GGUF v3 typed input (ADR-023 amended by ADR-060).

The GGUF spec defines no canonical form; this realization defines one — a flat Merkle skeleton. Two GGUF files that decode to the same logical content canonicalize to byte-identical skeletons. Every variable-length leaf (a string, an array payload, a tensor’s data region) is replaced by its streamed SHA-256 digest, so the skeleton’s size grows only with the KV / tensor counts (never with model size), while still binding every weight byte into the κ-label.

LE_u32(GGUF_MAGIC)
LE_u32(GGUF_VERSION_REQUIRED)
LE_u64(tensor_count)
LE_u64(kv_count)
LE_u64(canonical_alignment)
── metadata KVs, sorted by key bytes ──
  for kv: sha256(key) || LE_u32(type_tag) || canonical_value(kv)
    scalar  → the value's natural little-endian bytes
    string  → LE_u64(len) || sha256(utf8 bytes)
    array   → LE_u32(elem_type) || LE_u64(len) || sha256(wire payload)
── tensor info, sorted by name bytes ──
  for t: sha256(name) || LE_u32(n_dims) || (LE_u64(dim) × n_dims)
      || LE_u32(ggml_type_id) || LE_u64(recomputed_offset)
      || sha256(tensor data bytes)        ← streamed; binds the weights

recomputed_offset is the cumulative aligned byte position in sorted-tensor order (NOT the input’s stored offset), so two inputs whose tensor-data sections are laid out in different orders canonicalize identically.

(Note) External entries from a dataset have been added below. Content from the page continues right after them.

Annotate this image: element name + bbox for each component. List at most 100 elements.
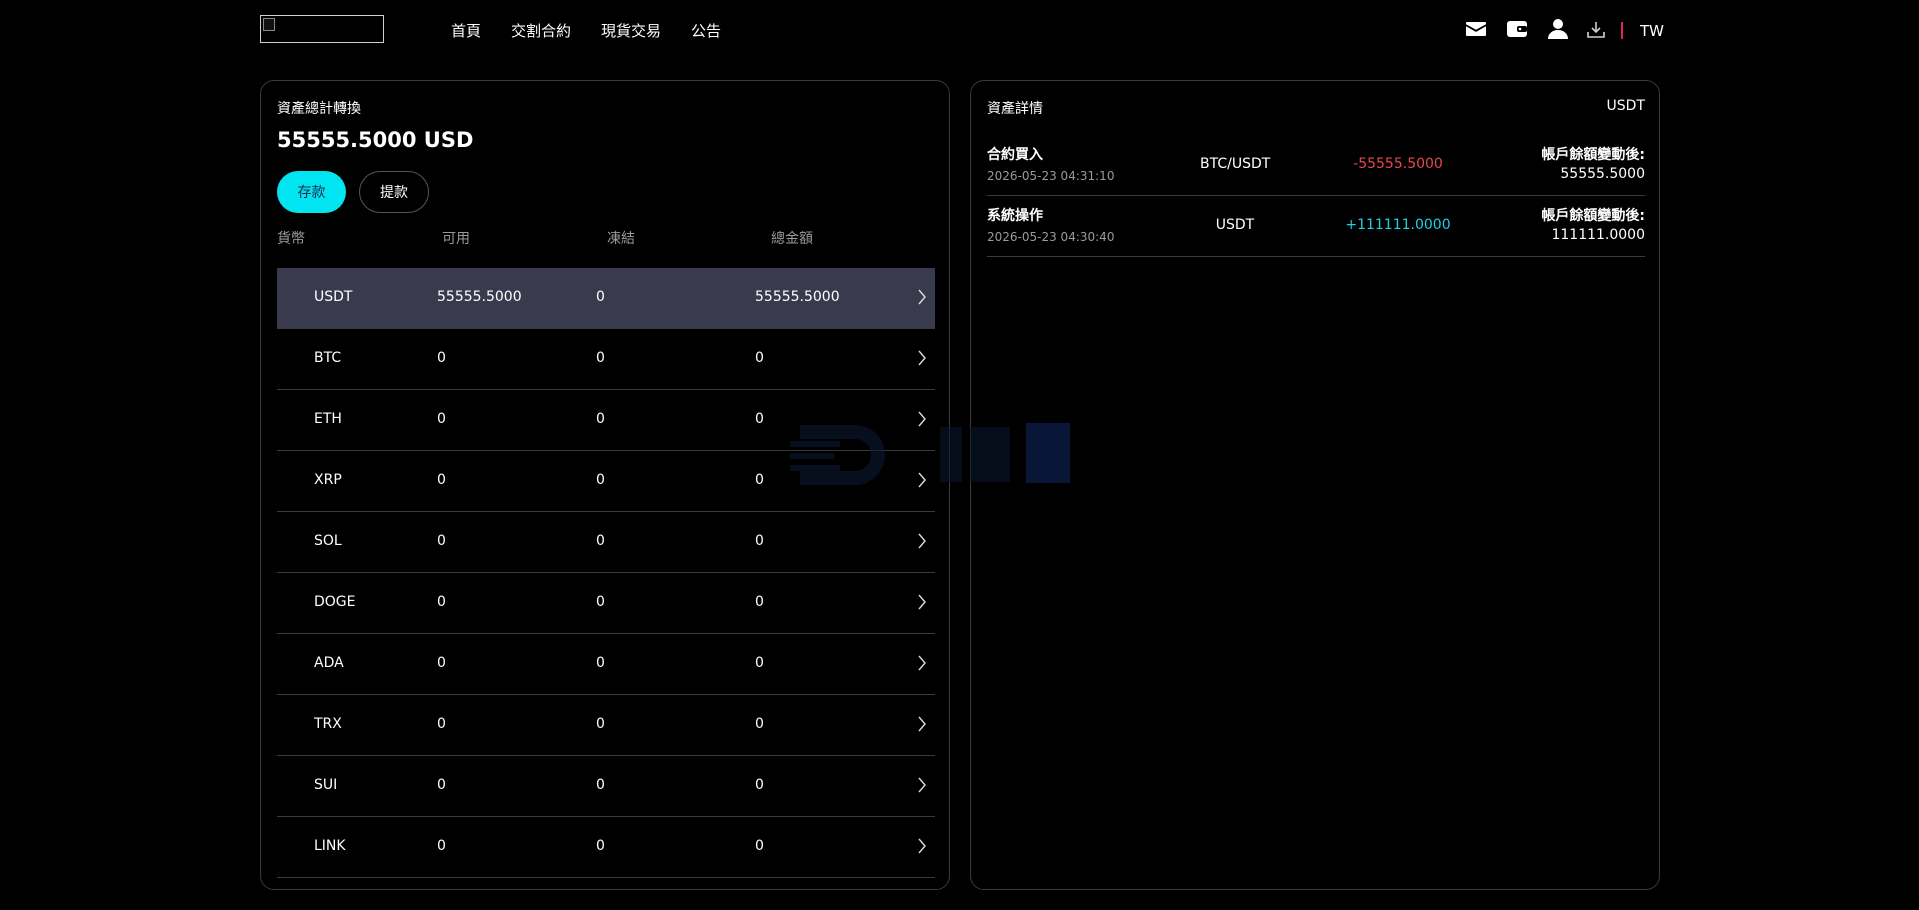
language-switch[interactable]: TW: [1640, 22, 1664, 40]
record-time: 2026-05-23 04:31:10: [987, 169, 1115, 183]
table-row[interactable]: ETH 0 0 0: [277, 390, 935, 451]
mail-icon[interactable]: [1464, 17, 1488, 41]
asset-details-panel: 資產詳情 USDT 合約買入 2026-05-23 04:31:10 BTC/U…: [970, 80, 1660, 890]
column-currency: 貨幣: [277, 231, 305, 247]
chevron-right-icon[interactable]: [917, 838, 927, 854]
nav-contract-delivery[interactable]: 交割合約: [511, 20, 571, 41]
asset-details-title: 資產詳情: [987, 101, 1043, 117]
column-frozen: 凍結: [607, 231, 635, 247]
coin-name: DOGE: [314, 594, 356, 610]
top-bar: 首頁 交割合約 現貨交易 公告 TW: [0, 0, 1919, 62]
available-amount: 55555.5000: [437, 289, 522, 305]
total-amount: 0: [755, 594, 764, 610]
available-amount: 0: [437, 716, 446, 732]
chevron-right-icon[interactable]: [917, 411, 927, 427]
broken-image-icon: [263, 18, 275, 31]
total-amount: 0: [755, 777, 764, 793]
record-pair: USDT: [1215, 217, 1255, 233]
available-amount: 0: [437, 350, 446, 366]
record-time: 2026-05-23 04:30:40: [987, 230, 1115, 244]
asset-overview-title: 資產總計轉換: [277, 101, 361, 117]
chevron-right-icon[interactable]: [917, 655, 927, 671]
total-amount: 0: [755, 716, 764, 732]
coin-name: BTC: [314, 350, 342, 366]
available-amount: 0: [437, 655, 446, 671]
asset-table-body: USDT 55555.5000 0 55555.5000 BTC 0 0 0 E…: [277, 268, 935, 878]
record-type: 系統操作: [987, 208, 1043, 224]
user-icon[interactable]: [1546, 17, 1570, 41]
record-pair: BTC/USDT: [1200, 156, 1271, 172]
nav-spot-trading[interactable]: 現貨交易: [601, 20, 661, 41]
balance-after-value: 55555.5000: [1560, 166, 1645, 182]
frozen-amount: 0: [596, 472, 605, 488]
table-row[interactable]: ADA 0 0 0: [277, 634, 935, 695]
frozen-amount: 0: [596, 838, 605, 854]
table-row[interactable]: BTC 0 0 0: [277, 329, 935, 390]
chevron-right-icon[interactable]: [917, 350, 927, 366]
total-amount: 0: [755, 533, 764, 549]
download-icon[interactable]: [1586, 20, 1606, 40]
frozen-amount: 0: [596, 289, 605, 305]
frozen-amount: 0: [596, 533, 605, 549]
column-total: 總金額: [771, 231, 813, 247]
column-available: 可用: [442, 231, 470, 247]
coin-name: LINK: [314, 838, 346, 854]
chevron-right-icon[interactable]: [917, 716, 927, 732]
wallet-icon[interactable]: [1505, 17, 1529, 41]
table-row[interactable]: DOGE 0 0 0: [277, 573, 935, 634]
frozen-amount: 0: [596, 716, 605, 732]
frozen-amount: 0: [596, 594, 605, 610]
coin-name: SOL: [314, 533, 342, 549]
balance-after-label: 帳戶餘額變動後:: [1541, 147, 1645, 163]
chevron-right-icon[interactable]: [917, 472, 927, 488]
asset-table-header: 貨幣 可用 凍結 總金額: [277, 228, 935, 248]
nav-announcements[interactable]: 公告: [691, 20, 721, 41]
available-amount: 0: [437, 533, 446, 549]
total-assets-value: 55555.5000 USD: [277, 128, 474, 152]
chevron-right-icon[interactable]: [917, 594, 927, 610]
details-currency[interactable]: USDT: [1607, 98, 1645, 114]
table-row[interactable]: TRX 0 0 0: [277, 695, 935, 756]
frozen-amount: 0: [596, 411, 605, 427]
total-amount: 0: [755, 411, 764, 427]
list-item: 合約買入 2026-05-23 04:31:10 BTC/USDT -55555…: [987, 135, 1645, 196]
frozen-amount: 0: [596, 350, 605, 366]
header-divider: [1621, 22, 1623, 39]
total-amount: 0: [755, 350, 764, 366]
available-amount: 0: [437, 472, 446, 488]
available-amount: 0: [437, 838, 446, 854]
balance-after-value: 111111.0000: [1551, 227, 1645, 243]
available-amount: 0: [437, 411, 446, 427]
chevron-right-icon[interactable]: [917, 289, 927, 305]
table-row[interactable]: LINK 0 0 0: [277, 817, 935, 878]
logo-broken-image[interactable]: [260, 15, 384, 43]
withdraw-button[interactable]: 提款: [359, 171, 429, 213]
total-amount: 0: [755, 838, 764, 854]
coin-name: SUI: [314, 777, 338, 793]
table-row[interactable]: SUI 0 0 0: [277, 756, 935, 817]
total-amount: 55555.5000: [755, 289, 840, 305]
table-row[interactable]: SOL 0 0 0: [277, 512, 935, 573]
total-amount: 0: [755, 655, 764, 671]
chevron-right-icon[interactable]: [917, 533, 927, 549]
list-item: 系統操作 2026-05-23 04:30:40 USDT +111111.00…: [987, 196, 1645, 257]
record-amount: -55555.5000: [1353, 156, 1443, 172]
asset-overview-panel: 資產總計轉換 55555.5000 USD 存款 提款 貨幣 可用 凍結 總金額…: [260, 80, 950, 890]
coin-name: ETH: [314, 411, 342, 427]
table-row[interactable]: XRP 0 0 0: [277, 451, 935, 512]
coin-name: TRX: [314, 716, 342, 732]
frozen-amount: 0: [596, 777, 605, 793]
chevron-right-icon[interactable]: [917, 777, 927, 793]
available-amount: 0: [437, 594, 446, 610]
coin-name: USDT: [314, 289, 353, 305]
available-amount: 0: [437, 777, 446, 793]
nav-home[interactable]: 首頁: [451, 20, 481, 41]
table-row[interactable]: USDT 55555.5000 0 55555.5000: [277, 268, 935, 329]
record-type: 合約買入: [987, 147, 1043, 163]
balance-after-label: 帳戶餘額變動後:: [1541, 208, 1645, 224]
coin-name: XRP: [314, 472, 342, 488]
main-nav: 首頁 交割合約 現貨交易 公告: [451, 20, 721, 41]
deposit-button[interactable]: 存款: [277, 171, 346, 213]
total-amount: 0: [755, 472, 764, 488]
record-amount: +111111.0000: [1345, 217, 1451, 233]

Under ADR-060 the full skeleton flows through the pipeline as a [TermValue::Borrowed] carrier and ψ₉ folds it through the σ-axis — there is no two-level commitment, no carrier ceiling, and no count / width cap. Tensor data and large string / array payloads are streamed through prism::crypto::Sha256Hasher with bounded resident memory, so arbitrarily large weights bind into the κ-label.

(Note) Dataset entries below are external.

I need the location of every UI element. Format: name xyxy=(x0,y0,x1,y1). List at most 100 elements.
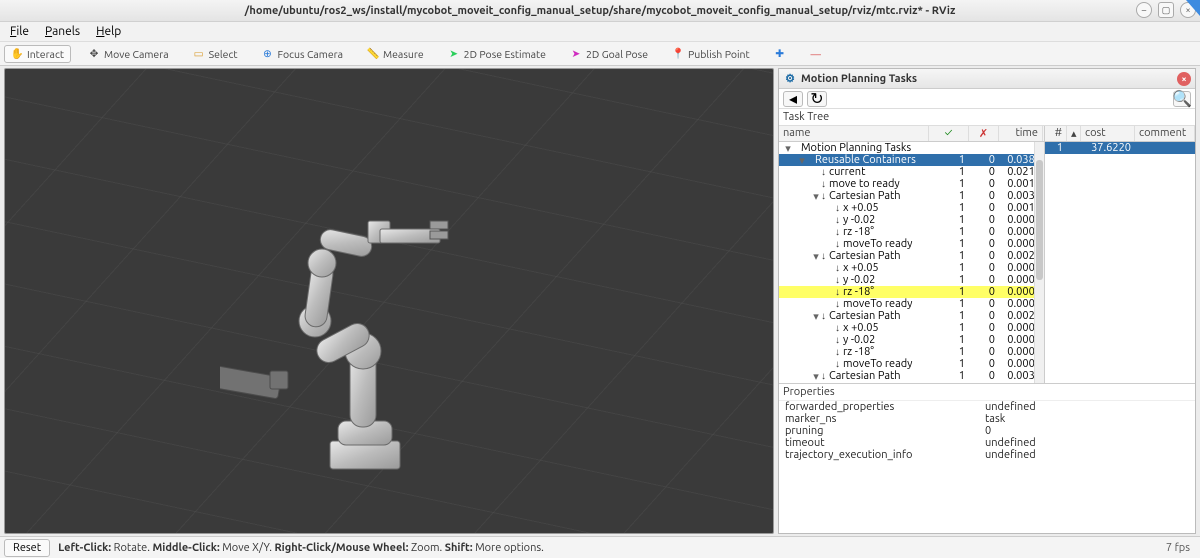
expander-icon[interactable]: ▾ xyxy=(811,250,821,263)
property-row[interactable]: trajectory_execution_infoundefined xyxy=(779,449,1195,461)
minus-icon: — xyxy=(810,48,822,60)
plus-icon: ✚ xyxy=(774,48,786,60)
task-row[interactable]: ↓ x +0.05100.0009 xyxy=(779,322,1044,334)
tool-2d-goal-pose[interactable]: ➤ 2D Goal Pose xyxy=(563,45,655,63)
task-row[interactable]: ↓ rz -18°100.0008 xyxy=(779,226,1044,238)
task-row[interactable]: ↓ current100.0211 xyxy=(779,166,1044,178)
col-ok[interactable]: ✓ xyxy=(929,126,969,141)
tool-add[interactable]: ✚ xyxy=(767,45,793,63)
task-row[interactable]: ↓ rz -18°100.0007 xyxy=(779,286,1044,298)
task-row[interactable]: ▾↓ Cartesian Path100.0028 xyxy=(779,310,1044,322)
refresh-icon: ↻ xyxy=(810,89,823,108)
tool-move-camera[interactable]: ✥ Move Camera xyxy=(81,45,176,63)
scroll-thumb[interactable] xyxy=(1036,160,1043,280)
task-fail: 0 xyxy=(969,214,999,226)
col-cost[interactable]: cost xyxy=(1081,126,1135,141)
col-time[interactable]: time xyxy=(999,126,1043,141)
expander-icon[interactable]: ▾ xyxy=(811,370,821,383)
property-row[interactable]: pruning0 xyxy=(779,425,1195,437)
sol-num: 1 xyxy=(1045,142,1067,154)
task-row[interactable]: ▾↓ Cartesian Path100.0032 xyxy=(779,370,1044,382)
properties-body[interactable]: forwarded_propertiesundefinedmarker_nsta… xyxy=(779,401,1195,533)
property-row[interactable]: marker_nstask xyxy=(779,413,1195,425)
prop-value: undefined xyxy=(985,449,1189,461)
task-row[interactable]: ↓ move to ready100.0012 xyxy=(779,178,1044,190)
window-buttons: – ▢ × xyxy=(1136,2,1196,18)
solutions-body[interactable]: 137.6220 xyxy=(1045,142,1195,383)
task-fail: 0 xyxy=(969,238,999,250)
task-row[interactable]: ↓ rz -18°100.0007 xyxy=(779,346,1044,358)
task-ok: 1 xyxy=(929,202,969,214)
action-prev-button[interactable]: ◂ xyxy=(783,91,803,107)
col-fail[interactable]: ✗ xyxy=(969,126,999,141)
task-ok: 1 xyxy=(929,166,969,178)
property-row[interactable]: timeoutundefined xyxy=(779,437,1195,449)
property-row[interactable]: forwarded_propertiesundefined xyxy=(779,401,1195,413)
task-row[interactable]: ↓ y -0.02100.0008 xyxy=(779,274,1044,286)
task-row[interactable]: ↓ x +0.05100.0008 xyxy=(779,262,1044,274)
panel-action-bar: ◂ ↻ 🔍 xyxy=(779,89,1195,109)
maximize-button[interactable]: ▢ xyxy=(1158,2,1174,18)
tool-publish-point[interactable]: 📍 Publish Point xyxy=(665,45,757,63)
task-row[interactable]: ▾ Motion Planning Tasks xyxy=(779,142,1044,154)
menu-help[interactable]: Help xyxy=(90,23,127,40)
task-ok: 1 xyxy=(929,250,969,262)
task-row[interactable]: ▾↓ Cartesian Path100.0037 xyxy=(779,190,1044,202)
zoom-button[interactable]: 🔍 xyxy=(1173,91,1191,107)
task-ok: 1 xyxy=(929,310,969,322)
task-fail: 0 xyxy=(969,226,999,238)
task-row[interactable]: ↓ moveTo ready100.0005 xyxy=(779,298,1044,310)
tool-select[interactable]: ▭ Select xyxy=(186,45,245,63)
prop-key: forwarded_properties xyxy=(785,401,985,413)
task-name: y -0.02 xyxy=(843,274,875,286)
menu-file[interactable]: File xyxy=(4,23,35,40)
window-title: /home/ubuntu/ros2_ws/install/mycobot_mov… xyxy=(245,5,956,17)
solutions-table[interactable]: # ▴ cost comment 137.6220 xyxy=(1045,126,1195,383)
prop-key: pruning xyxy=(785,425,985,437)
task-row[interactable]: ▾↓ Cartesian Path100.0027 xyxy=(779,250,1044,262)
tool-measure[interactable]: 📏 Measure xyxy=(360,45,431,63)
reset-button[interactable]: Reset xyxy=(4,539,50,557)
task-tree-table[interactable]: name ✓ ✗ time ▾ Motion Planning Tasks▾ R… xyxy=(779,126,1045,383)
tool-2d-pose-estimate[interactable]: ➤ 2D Pose Estimate xyxy=(441,45,553,63)
task-name: Cartesian Path xyxy=(829,370,901,382)
task-row[interactable]: ▾ Reusable Containers100.0383 xyxy=(779,154,1044,166)
expander-icon[interactable]: ▾ xyxy=(811,190,821,203)
expander-icon[interactable]: ▾ xyxy=(811,310,821,323)
arrow-down-icon: ↓ xyxy=(835,346,843,358)
col-num[interactable]: # xyxy=(1045,126,1067,141)
tool-remove[interactable]: — xyxy=(803,45,829,63)
task-row[interactable]: ↓ y -0.02100.0007 xyxy=(779,334,1044,346)
task-row[interactable]: ↓ y -0.02100.0007 xyxy=(779,214,1044,226)
task-row[interactable]: ↓ moveTo ready100.0004 xyxy=(779,358,1044,370)
task-name: moveTo ready xyxy=(843,298,913,310)
solution-row[interactable]: 137.6220 xyxy=(1045,142,1195,154)
col-name[interactable]: name xyxy=(779,126,929,141)
menu-panels[interactable]: Panels xyxy=(39,23,86,40)
col-comment[interactable]: comment xyxy=(1135,126,1195,141)
arrow-down-icon: ↓ xyxy=(835,214,843,226)
tool-interact[interactable]: ✋ Interact xyxy=(4,45,71,63)
col-sort-icon[interactable]: ▴ xyxy=(1067,126,1081,141)
arrow-down-icon: ↓ xyxy=(835,298,843,310)
tool-focus-camera[interactable]: ⊕ Focus Camera xyxy=(254,45,350,63)
prop-value: undefined xyxy=(985,401,1189,413)
task-ok: 1 xyxy=(929,274,969,286)
action-sync-button[interactable]: ↻ xyxy=(807,91,827,107)
task-fail: 0 xyxy=(969,274,999,286)
task-row[interactable]: ↓ moveTo ready100.0004 xyxy=(779,238,1044,250)
3d-viewport[interactable] xyxy=(4,68,774,534)
task-fail: 0 xyxy=(969,286,999,298)
prop-key: timeout xyxy=(785,437,985,449)
tree-scrollbar[interactable] xyxy=(1034,142,1044,383)
tool-measure-label: Measure xyxy=(383,48,424,60)
magnify-icon: 🔍 xyxy=(1172,89,1192,108)
task-row[interactable]: ↓ x +0.05100.0017 xyxy=(779,202,1044,214)
task-row[interactable]: ↓ x +0.05100.0008 xyxy=(779,382,1044,383)
panel-close-button[interactable]: × xyxy=(1177,72,1191,86)
minimize-button[interactable]: – xyxy=(1136,2,1152,18)
task-tree-body[interactable]: ▾ Motion Planning Tasks▾ Reusable Contai… xyxy=(779,142,1044,383)
tool-2d-pose-estimate-label: 2D Pose Estimate xyxy=(464,48,546,60)
expander-icon[interactable]: ▾ xyxy=(797,154,807,167)
arrow-down-icon: ↓ xyxy=(835,358,843,370)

GgufValue (the owned parsed value, alloc-gated) holds the skeleton; GgufCarrier is the borrowed model-input handle the pipeline binds.

Structs§

GgufCarrier
Borrowed canonical-skeleton input handle (ADR-060 borrowed carrier). A thin, Copy borrow of the skeleton bytes produced by canonicalize; as_binding_value returns the Borrowed carrier zero-copy.
GgufValue
A parsed, canonicalized GGUF v3 file. The stored bytes are the flat canonical skeleton (see module docs). alloc-gated — the pipeline binds the borrowed GgufCarrier.

Functions§

canonicalize
Canonical skeleton as an owned Vec<u8>.